Sandra Lee, M.D., aka Dr. Pimple Popper, is a board-certified dermatologist, skin cancer surgeon, and cosmetic surgeon who has a very popular YouTube channel with over 2 million subscribers. She’s kind of a new craze.

This is how she describes her channel:

“Hopefully this channel will show you a ‘window into my world’ as a dermatologist. I’d like to educate you about different diseases of the skin, hair, and nails, and give you some skin care advice as well. Along the way, you will still see your favorites, what has become my ‘bread and butter’ so to speak: pimples popped, blackheads extracted, cysts and lipomas excised.”

More or less, she posts close-up videos of her popping blackheads, zits, cysts, and really anything else on the human body that is in need of popping.

To give you an idea of what we are working with, here are a few headings that come up if you Goggle, “Dr. Pimple Popper.”

“Dr. Pimple Popper squeezes pure ivory goodness from a cyst,” “Dr. Pimple Popper pops out a young woman’s dug-in lipoma,” and “Dr. Pimple Popper: Giant cyst on man’s BACKSIDE is drained.”

I felt a little queasy just reading those titles, so I can understand if you think I’m crazy for watching these videos, because on the surface, it’s just nasty. But the problem is, these suckers are so pervasive, it’s difficult to avoid them.

And trust me, I tried. I tried not to take the clickbait. I tried so hard to turn away every time a friend shared a closeup video of some lumpy mass just underneath an elderly man’s skin, ready to be popped. But eventually I caved, and a good hour later I’d watched 20 or so pimple-extraction videos and realized just how satisfying it is to see greenish-white goop pushed out from beneath a stranger’s skin.

And the craziest thing about it, I learned a lot about dermatology while watching. Not that I’ve even had the desire to be a dermatologist, because I haven’t. But watching Dr. Pimple Popper work over some random cyst on the back of someone’s head felt about as satisfying as reading a Dan Brown novel. I was entertained and informed all at the same time, and I honestly believe that’s the real appeal of these damn things.

And you know what, that’s probably the hardest thing about Dr. Pimple Popper videos. It’s trying to explain to someone who hasn’t watched them why they are so fascinating, because they really shouldn’t be. They seem like something that should be shoved down in the depths of the internet, on some blacklisted website that can’t be found via Goggle. Furthermore, popping someone else’s pimple seems like a duty that deserves extra compensation because of how nasty it is, rather than have an audience of millions, but clearly that isn’t the case.
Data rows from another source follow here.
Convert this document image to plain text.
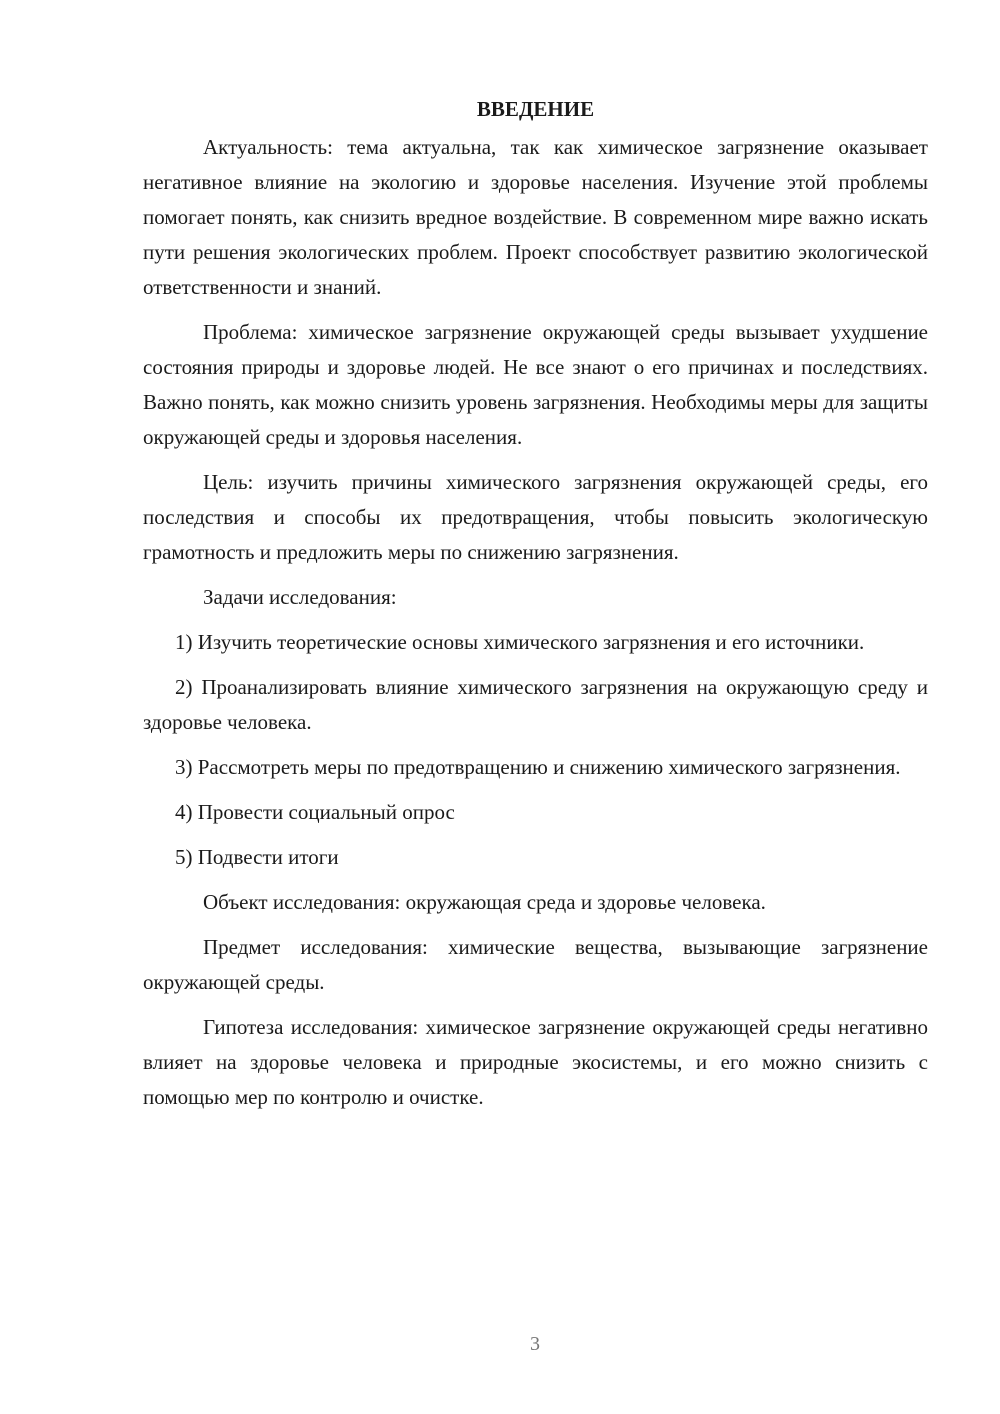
ВВЕДЕНИЕ

Актуальность: тема актуальна, так как химическое загрязнение оказывает негативное влияние на экологию и здоровье населения. Изучение этой проблемы помогает понять, как снизить вредное воздействие. В современном мире важно искать пути решения экологических проблем. Проект способствует развитию экологической ответственности и знаний.

Проблема: химическое загрязнение окружающей среды вызывает ухудшение состояния природы и здоровье людей. Не все знают о его причинах и последствиях. Важно понять, как можно снизить уровень загрязнения. Необходимы меры для защиты окружающей среды и здоровья населения.

Цель: изучить причины химического загрязнения окружающей среды, его последствия и способы их предотвращения, чтобы повысить экологическую грамотность и предложить меры по снижению загрязнения.

Задачи исследования:

1) Изучить теоретические основы химического загрязнения и его источники.

2) Проанализировать влияние химического загрязнения на окружающую среду и здоровье человека.

3) Рассмотреть меры по предотвращению и снижению химического загрязнения.

4) Провести социальный опрос

5) Подвести итоги

Объект исследования: окружающая среда и здоровье человека.

Предмет исследования: химические вещества, вызывающие загрязнение окружающей среды.

Гипотеза исследования: химическое загрязнение окружающей среды негативно влияет на здоровье человека и природные экосистемы, и его можно снизить с помощью мер по контролю и очистке.

3
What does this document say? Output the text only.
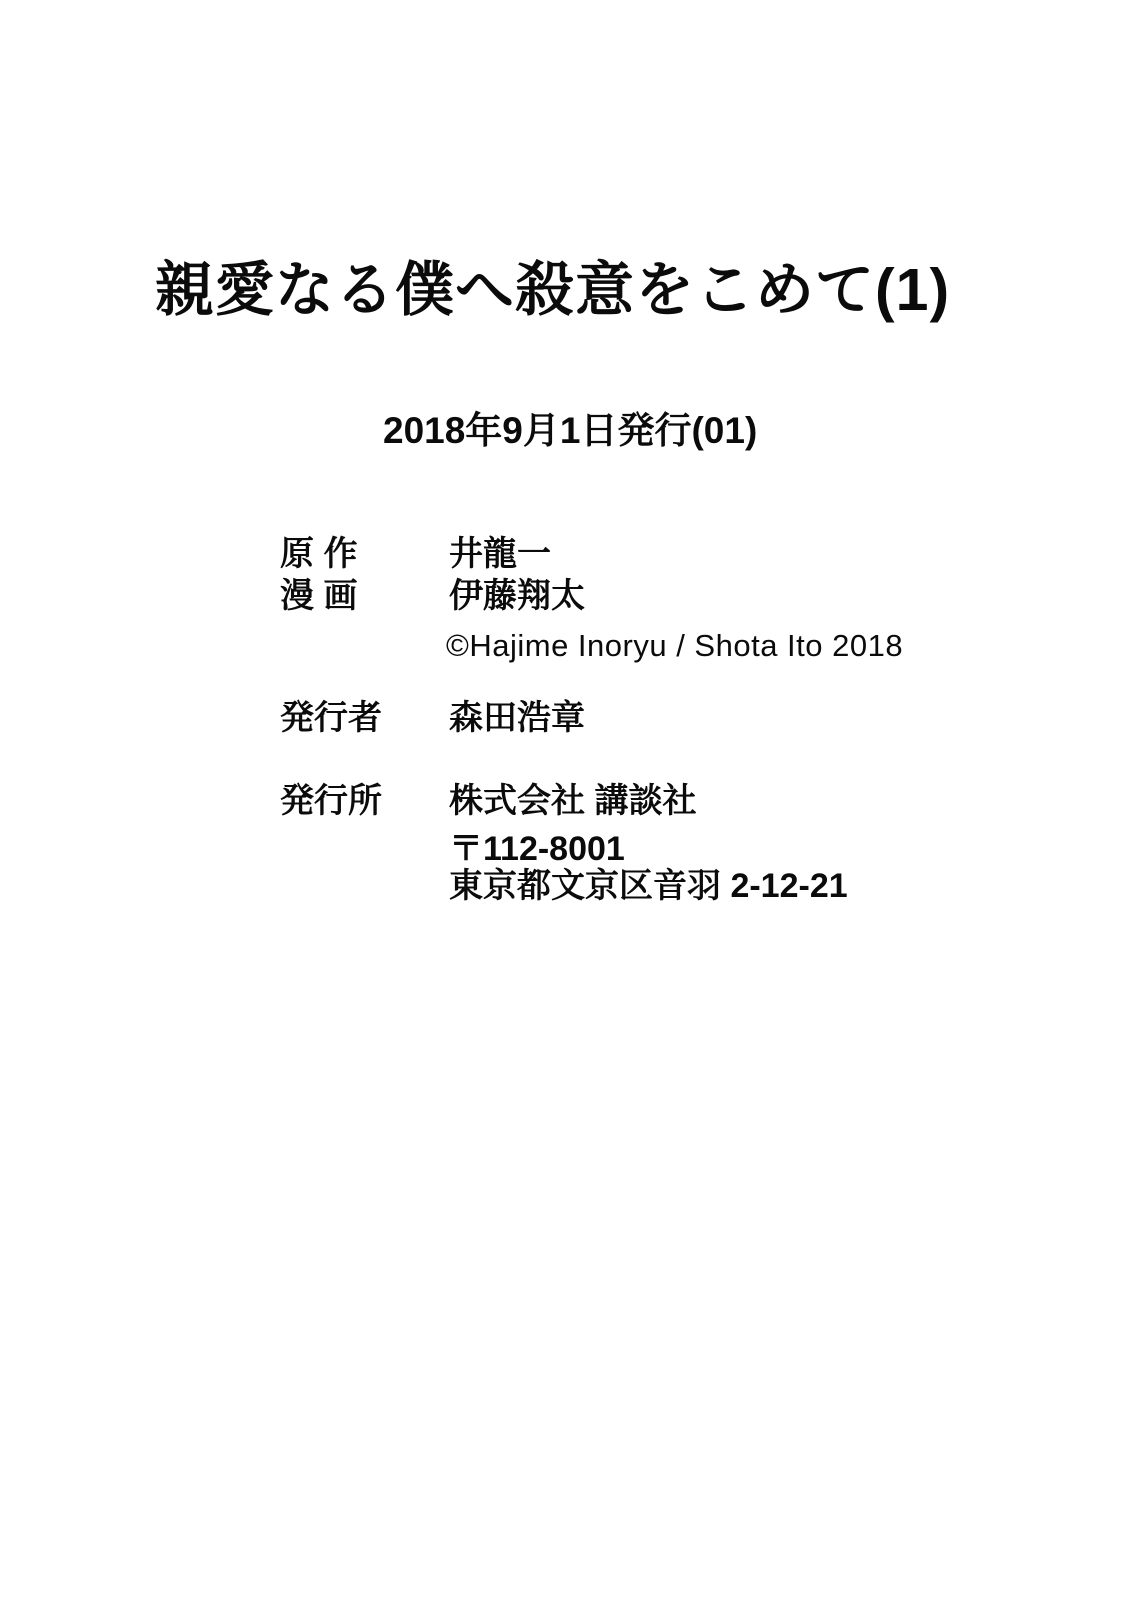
親愛なる僕へ殺意をこめて(1)
2018年9月1日発行(01)
原 作	井龍一
漫 画	伊藤翔太
©Hajime Inoryu / Shota Ito 2018
発行者 森田浩章
発行所 株式会社 講談社
〒112-8001
東京都文京区音羽 2-12-21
I found this out the hard way. It was around 10 p.m. The kids were in bed, and I was in the living room watching a massive cyst being removed from someone’s lower leg when my wife sat down next to me with a bowl of ice cream. “What are you watching?” she asked.

I didn’t respond because I was so engrossed in the damn thing. That’s the crazy part about these videos. They are almost as hypnotic as a lava lamp, but at the same time there is something almost dirty about them that feels sinful and strange and makes your heart pound.

She asked again, and so I told her about Dr. Pimple Popper. I told her about how interesting I found them. I told her that I now know what a lipoma is, a lumpy pocket of fat.

Mel and I had been married for 12 years. We had three kids, a house, and a cat, and for the first time in our marriage, she looked at me like I was the nastiest person she’d ever met. Keep in mind that we were well past the fart barrier.

I struggled to justify myself. I told her about the Dan Brown analogy. But instead of buying in and watching with me, she stood, went into the kitchen, shaking her head, and finished her bowl of ice cream.

I suppose I should be happy that she didn’t completely lose her appetite. And I’m thrilled that she didn’t divorce me. Dr. Pimple Popper obviously isn’t for everyone. I will say this with a warning though: These videos can become habit-forming, but the long-term effects are yet to be determined.